Oil cos will decide on retail prices: Govt

  • The surge in global crude oil prices will impact India’s oil import bill and trade deficit. An Icra report has said that India's current account deficit is likely to widen by $14-15 billion, or 0.4% of GDP, for every $10 barrel rise in the average price of the Indian crude basket

Rituraj Baruah
Updated9 Mar 2022, 06:28 AM IST
There are concerns about a sharp rise in domestic petrol and diesel prices, largely unchanged over the last three month despite high global prices, with the conclusion of state polls.
There are concerns about a sharp rise in domestic petrol and diesel prices, largely unchanged over the last three month despite high global prices, with the conclusion of state polls.

It is for state-owned oil marketing companies (OMCs) to revise domestic fuel prices and they would factor in global prices, which have been hovering at record highs, while doing so, said petroleum and natural gas minister Hardeep Singh Puri on Tuesday

Addressing reporters, Puri said the government will ensure that there is no shortage of crude in the country.

“Oil prices are determined by global prices and there is a war-like situation in one part of the world and oil companies will factor that in,” Puri said.

The statement assumes significance as there have been concerns about a sharp rise in domestic petrol and diesel prices, largely unchanged over the last three month despite high global prices, with the conclusion of state polls.

This has been the longest that OMCs have kept prices unchanged since the daily price revision began in June 2017. In the national capital, the retail price of petrol on Tuesday was unchanged at 95.41 a litre, while diesel sold for 86.67 per litre.

On the other hand, Brent crude on Monday hit $139.13 a barrel, the highest since 2008. The price of Brent was $125.77 per barrel at the time of writing this story. Brent had touched an all-time high of $147.50 a barrel in July 2008.

A research report by HDFC Bank on Tuesday said the rise in global crude oil prices warrant an increase of Rs15- 20 per litre in petrol and diesel prices in India. However, it noted that the entire increase was unlikely to be passed on to consumers as the Union government is expected to slash excise duty to provide some relief.

Mint had earlier reported that the government is assessing the evolving geopolitical situation and will decide on cutting excise duty on fuels if the current surge in crude price lingers longer than can be absorbed by state-run fuel retailers. Excise duty on petrol and diesel is currently at 27.9 a litre and 21.8 per litre, respectively, after the duty cut announced in November last year.

The cost of the Indian basket of crude, which averaged $69.88, $60.47 and $44.82 per barrel in FY19, FY20 and FY21, respectively, averaged $94.07 in February, according to data from the Petroleum Planning and Analysis Cell (PPAC). The average was at $126.32 a barrel as of 7 March. The Indian basket represents the average of Oman, Dubai and Brent crude.

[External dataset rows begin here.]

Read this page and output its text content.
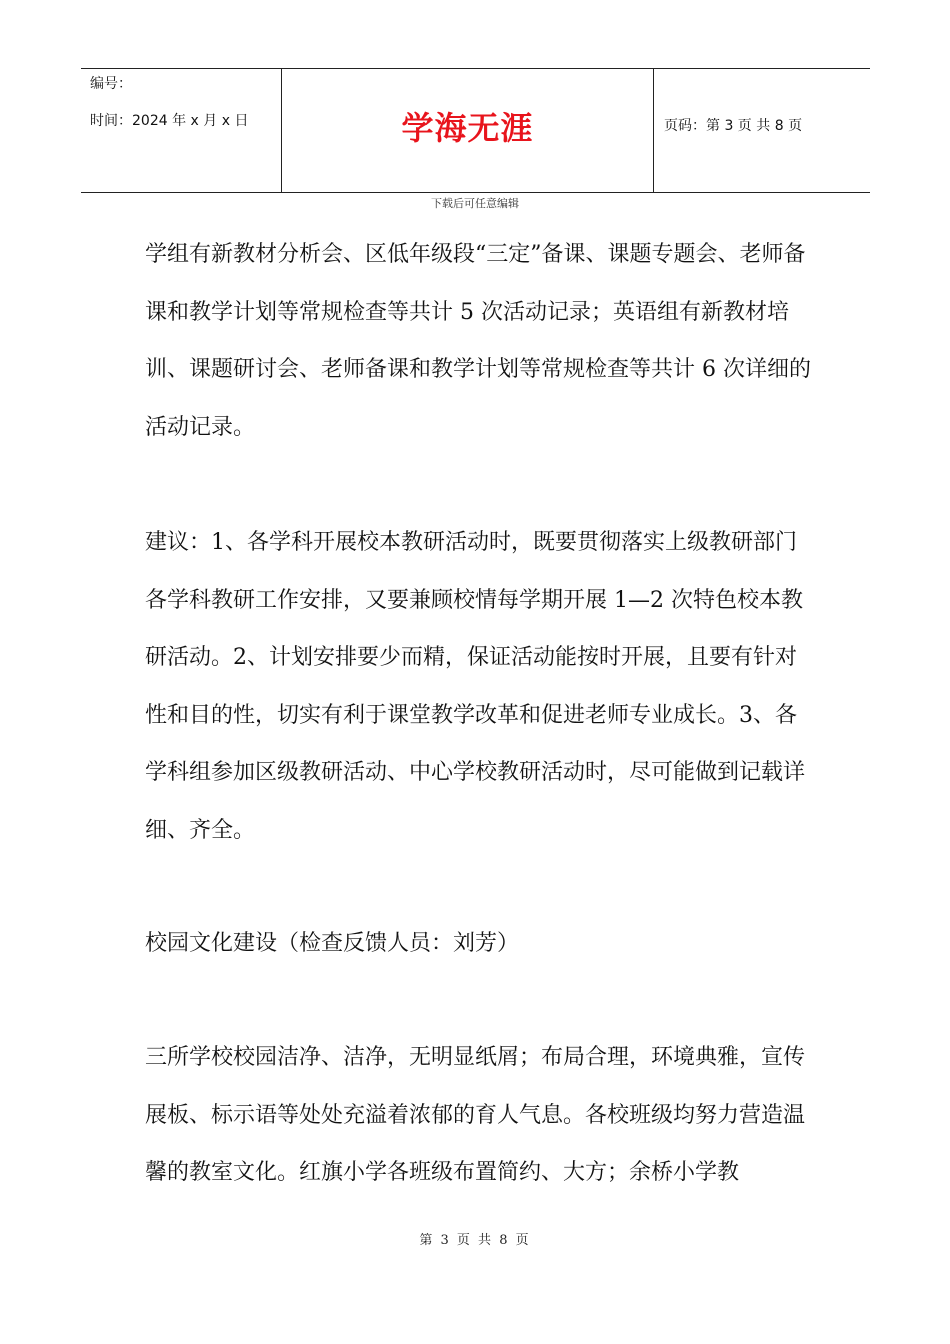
编号：
时间：2024 年 x 月 x 日	学海无涯	页码：第 3 页 共 8 页
下载后可任意编辑

学组有新教材分析会、区低年级段“三定”备课、课题专题会、老师备课和教学计划等常规检查等共计 5 次活动记录；英语组有新教材培训、课题研讨会、老师备课和教学计划等常规检查等共计 6 次详细的活动记录。

建议：1、各学科开展校本教研活动时，既要贯彻落实上级教研部门各学科教研工作安排，又要兼顾校情每学期开展 1—2 次特色校本教研活动。2、计划安排要少而精，保证活动能按时开展，且要有针对性和目的性，切实有利于课堂教学改革和促进老师专业成长。3、各学科组参加区级教研活动、中心学校教研活动时，尽可能做到记载详细、齐全。

校园文化建设（检查反馈人员：刘芳）

三所学校校园洁净、洁净，无明显纸屑；布局合理，环境典雅，宣传展板、标示语等处处充溢着浓郁的育人气息。各校班级均努力营造温馨的教室文化。红旗小学各班级布置简约、大方；余桥小学教

第 3 页 共 8 页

Refuting allegations by the opposition political parties that fuel prices have been stable due to the recently concluded state assembly elections, Puri said, “To say that the revision was stalled due to elections is devoid of the truth.”

Petrol prices were deregulated in June 2010 by the Congress-led United Progressive Alliance (UPA) government. Subsequently, Prime Minister Narendra Modi-led government decontrolled diesel prices in October 2014. While state-run fuel retailers often tend to flatten any sharp spike warranted in petrol and diesel prices by keeping them unchanged during times of high volatility, the government’s stated position has been that it has no role in the pricing.

“I want to assure you that we won't allow any shortage of oil. We will make sure our energy requirements are made, even though our 85% of our oil demand is met through imports,” Puri said.

Recently, India’s petroleum and natural gas ministry said that given the volatility in global oil prices due to escalating hostilities, it is committed to “supporting initiatives for releases from Strategic Petroleum Reserves.”

The surge in global crude oil prices will impact India’s oil import bill and trade deficit. Wholesale inflation will see a larger direct impact than retail inflation because of the higher weight on fuel in the Wholesale Price Index. Petrol and diesel have around 2.5% weight in the Consumer Price Index and 13% weight in the wholesale Index. A 1 cut in excise duty on petrol costs the exchequer 4,000-5,000 crore, while the same for diesel costs 14,000-15,000 crore.

An Icra report recently said that India's current account deficit is likely to widen by $14-15 billion, or 0.4% of GDP, for every $10 barrel rise in the average price of the Indian crude basket.